I'm thinking that would just be some surface moisture from rain or snow trapped by bark and has nothing to do with seasoning.  If, as you say, the split is dry other than just under the bark, it would seem that the wood has seasoned just fine.  The bark may impede merely that one surface of the split and not the entire seasoning  process.


----------



## wendell (Feb 25, 2011)

I know Janesville's not that boring that you can't find a better use for your time.  :lol:


----------



## OhioBurner© (Feb 25, 2011)

Only bark I take off is the bark covered in poison ivy... I'd rather throw those btu's back in the woods! But I try not to remove any btu's from my fuel that I dont have too...


----------



## velvetfoot (Feb 25, 2011)

I've been trying to take off the bark and brushing off each piece before I bring it into the garage, for bugs.
Not sure it does much good, but every once in a while I'll find some ants.
It's so nice just having to go into the garage all winter for more wood...

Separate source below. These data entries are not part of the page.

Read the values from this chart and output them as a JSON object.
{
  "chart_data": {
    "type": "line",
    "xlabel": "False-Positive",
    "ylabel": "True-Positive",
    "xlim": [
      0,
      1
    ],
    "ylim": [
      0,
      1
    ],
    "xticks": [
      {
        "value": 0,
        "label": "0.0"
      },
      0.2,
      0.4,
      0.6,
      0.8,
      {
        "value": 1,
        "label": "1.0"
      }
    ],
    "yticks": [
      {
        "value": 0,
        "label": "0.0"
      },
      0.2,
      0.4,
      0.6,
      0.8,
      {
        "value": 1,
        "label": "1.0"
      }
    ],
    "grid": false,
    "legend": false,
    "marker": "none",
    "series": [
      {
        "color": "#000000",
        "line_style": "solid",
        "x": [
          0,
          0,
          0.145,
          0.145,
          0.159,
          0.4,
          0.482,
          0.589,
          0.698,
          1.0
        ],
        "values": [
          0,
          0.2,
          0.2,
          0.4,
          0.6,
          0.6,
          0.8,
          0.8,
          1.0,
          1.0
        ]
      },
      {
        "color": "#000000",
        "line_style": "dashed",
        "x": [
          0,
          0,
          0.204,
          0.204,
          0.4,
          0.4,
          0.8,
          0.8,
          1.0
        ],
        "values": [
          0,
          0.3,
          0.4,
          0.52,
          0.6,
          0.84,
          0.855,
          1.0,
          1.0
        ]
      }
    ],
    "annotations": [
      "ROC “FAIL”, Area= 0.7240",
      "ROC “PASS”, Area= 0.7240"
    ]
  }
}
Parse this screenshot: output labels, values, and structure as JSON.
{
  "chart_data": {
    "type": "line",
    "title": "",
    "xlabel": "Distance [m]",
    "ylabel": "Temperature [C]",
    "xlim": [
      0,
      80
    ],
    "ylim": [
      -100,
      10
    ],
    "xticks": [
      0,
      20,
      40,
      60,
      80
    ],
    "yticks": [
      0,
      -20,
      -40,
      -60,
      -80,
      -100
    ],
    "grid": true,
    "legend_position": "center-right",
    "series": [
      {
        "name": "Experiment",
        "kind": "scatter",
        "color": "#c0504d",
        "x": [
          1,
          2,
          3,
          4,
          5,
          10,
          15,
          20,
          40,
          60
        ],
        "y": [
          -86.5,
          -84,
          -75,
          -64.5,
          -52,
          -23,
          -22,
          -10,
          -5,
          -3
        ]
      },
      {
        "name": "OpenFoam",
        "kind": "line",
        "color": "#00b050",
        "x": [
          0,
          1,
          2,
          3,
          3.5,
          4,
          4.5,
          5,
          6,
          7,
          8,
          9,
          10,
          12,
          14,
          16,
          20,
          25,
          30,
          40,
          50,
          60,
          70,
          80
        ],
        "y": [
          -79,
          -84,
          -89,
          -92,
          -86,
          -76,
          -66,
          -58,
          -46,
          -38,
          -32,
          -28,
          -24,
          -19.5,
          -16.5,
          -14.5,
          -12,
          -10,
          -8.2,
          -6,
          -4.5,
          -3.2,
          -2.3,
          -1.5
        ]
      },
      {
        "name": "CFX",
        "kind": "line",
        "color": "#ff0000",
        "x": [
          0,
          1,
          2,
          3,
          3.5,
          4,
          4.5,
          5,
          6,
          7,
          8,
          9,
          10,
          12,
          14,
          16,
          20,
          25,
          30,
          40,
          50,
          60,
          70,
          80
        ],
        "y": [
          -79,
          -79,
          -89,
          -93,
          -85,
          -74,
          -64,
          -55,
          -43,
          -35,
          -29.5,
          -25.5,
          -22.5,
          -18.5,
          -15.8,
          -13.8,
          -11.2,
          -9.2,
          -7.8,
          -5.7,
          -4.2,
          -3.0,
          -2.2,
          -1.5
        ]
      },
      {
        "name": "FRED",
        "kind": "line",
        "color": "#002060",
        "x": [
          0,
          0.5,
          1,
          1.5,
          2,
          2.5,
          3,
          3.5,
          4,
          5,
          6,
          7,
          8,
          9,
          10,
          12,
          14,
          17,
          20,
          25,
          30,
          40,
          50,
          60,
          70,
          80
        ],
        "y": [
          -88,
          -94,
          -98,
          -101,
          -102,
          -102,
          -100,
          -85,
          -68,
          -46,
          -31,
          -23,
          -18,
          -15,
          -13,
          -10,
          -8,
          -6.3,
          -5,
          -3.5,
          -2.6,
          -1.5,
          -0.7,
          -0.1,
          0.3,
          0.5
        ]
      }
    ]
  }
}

I put the bark into garbage cans.  Some of it gets pretty moldy, but it still burns, and I do burn it all.
I used to sprinkle them out in the woods to the extent I could drag the cans, but those 16" pieces of bark still look like litter to me.
I bought a residential chipper/shredder off Craigslist-it does chip up the bark so it's more usable and breaks down easier, maybe for use in the wife's flower garden, but, put it this way:  "wanna buy a chipper/shredder?"


----------